Cel-Ray adds a hint of sweetness and celery flavor to this refreshing summer soup.
8 ripe tomatoes (about 4 pounds)
1 small red onion, peeled and roughly chopped
1 jalapeño pepper (or 2 if you like heat), seeded and roughly chopped
1 cucumber, peeled and roughly chopped
1 red or yellow bell pepper, cored and roughly chopped
1 clove garlic, peeled
1/4 cup loosely packed parsley leaves, plus more for garnish
3 tablespoons roughly chopped mint leaves
1/4 cup extra virgin olive oil, plus more for drizzling
1 cup Cel-Ray
1-2 tablespoons red wine vinegar
kosher salt and freshly ground black pepper
1. Bring a pot of water to boil over high heat.Meanwhile, score a small X into the bottom of each tomato and set aside.

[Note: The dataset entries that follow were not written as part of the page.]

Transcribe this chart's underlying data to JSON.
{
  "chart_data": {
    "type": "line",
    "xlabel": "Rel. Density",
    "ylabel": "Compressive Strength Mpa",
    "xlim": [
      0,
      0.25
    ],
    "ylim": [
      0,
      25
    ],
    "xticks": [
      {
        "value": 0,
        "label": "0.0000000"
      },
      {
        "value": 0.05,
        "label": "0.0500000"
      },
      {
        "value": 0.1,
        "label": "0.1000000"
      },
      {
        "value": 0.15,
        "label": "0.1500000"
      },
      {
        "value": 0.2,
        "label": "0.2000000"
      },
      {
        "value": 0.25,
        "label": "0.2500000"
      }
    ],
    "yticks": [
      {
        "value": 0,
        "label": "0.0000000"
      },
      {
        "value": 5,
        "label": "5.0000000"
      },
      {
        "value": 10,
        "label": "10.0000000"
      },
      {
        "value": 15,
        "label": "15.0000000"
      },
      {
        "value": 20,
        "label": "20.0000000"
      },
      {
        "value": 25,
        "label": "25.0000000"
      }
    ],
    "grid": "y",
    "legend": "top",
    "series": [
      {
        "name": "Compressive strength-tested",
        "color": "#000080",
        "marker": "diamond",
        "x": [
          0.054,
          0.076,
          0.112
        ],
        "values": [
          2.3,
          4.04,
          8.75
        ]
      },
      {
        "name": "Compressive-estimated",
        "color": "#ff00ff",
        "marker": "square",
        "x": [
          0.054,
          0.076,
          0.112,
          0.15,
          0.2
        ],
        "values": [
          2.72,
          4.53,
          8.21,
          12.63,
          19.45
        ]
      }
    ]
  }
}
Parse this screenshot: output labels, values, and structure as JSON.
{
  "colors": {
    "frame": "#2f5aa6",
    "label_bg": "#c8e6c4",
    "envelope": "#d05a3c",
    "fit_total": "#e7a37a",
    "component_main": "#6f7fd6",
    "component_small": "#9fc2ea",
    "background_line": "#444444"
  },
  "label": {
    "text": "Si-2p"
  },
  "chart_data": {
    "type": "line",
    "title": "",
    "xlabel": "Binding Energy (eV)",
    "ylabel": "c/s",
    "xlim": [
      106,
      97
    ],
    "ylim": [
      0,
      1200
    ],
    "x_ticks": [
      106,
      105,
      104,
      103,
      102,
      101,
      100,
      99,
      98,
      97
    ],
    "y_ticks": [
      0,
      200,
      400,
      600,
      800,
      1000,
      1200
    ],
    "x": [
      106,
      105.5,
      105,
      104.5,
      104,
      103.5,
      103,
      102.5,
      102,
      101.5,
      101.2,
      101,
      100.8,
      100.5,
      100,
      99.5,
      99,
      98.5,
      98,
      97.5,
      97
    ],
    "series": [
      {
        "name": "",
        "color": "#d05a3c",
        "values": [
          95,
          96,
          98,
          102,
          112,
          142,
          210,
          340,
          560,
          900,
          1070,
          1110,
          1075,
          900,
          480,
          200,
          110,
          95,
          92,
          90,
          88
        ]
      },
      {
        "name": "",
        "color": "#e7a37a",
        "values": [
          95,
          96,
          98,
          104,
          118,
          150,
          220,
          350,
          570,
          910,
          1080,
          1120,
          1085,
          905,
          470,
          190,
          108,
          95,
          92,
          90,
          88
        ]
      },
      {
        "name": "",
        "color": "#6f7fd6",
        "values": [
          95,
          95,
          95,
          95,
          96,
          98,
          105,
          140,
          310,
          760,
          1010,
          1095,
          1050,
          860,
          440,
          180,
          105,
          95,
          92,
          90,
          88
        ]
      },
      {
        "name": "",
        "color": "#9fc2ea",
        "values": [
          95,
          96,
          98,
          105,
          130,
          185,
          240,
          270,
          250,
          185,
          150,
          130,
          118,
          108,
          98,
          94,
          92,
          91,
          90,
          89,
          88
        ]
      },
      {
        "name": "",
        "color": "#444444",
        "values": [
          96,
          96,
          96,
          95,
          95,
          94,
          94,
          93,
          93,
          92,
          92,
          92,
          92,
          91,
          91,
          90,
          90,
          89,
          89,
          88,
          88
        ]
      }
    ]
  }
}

Add equal parts ice and water to a large bowl and set aside.
2. When the water is boiling, drop the tomatoes into the pot, one or two at a time. Boil for 30-45 seconds, or until the skin begins to peel off, then immediately transfer to the ice bath and let sit for 5 minutes. Once cooled, peel skin off tomatoes and discard skin. Core and roughly chop peeled tomatoes.
3. Place prepared tomatoes, onion, jalapeño, cucumber, pepper, garlic, parsley, mint and olive oil in a food processor and pulse to desired consistency. (Do this in batches, if necessary.)
5. Pour tomato mixture into a larger bowl and add Cel-Ray and desired amount of vinegar. Season mixture liberally with salt and pepper. (Salt is a tomato’s best friend, so don’t under-salt.)
6. Cover and refrigerate for at least an hour, or ideally overnight, to let flavors meld. To serve, ladle into bowls and top with a drizzle of olive oil and additional parsley.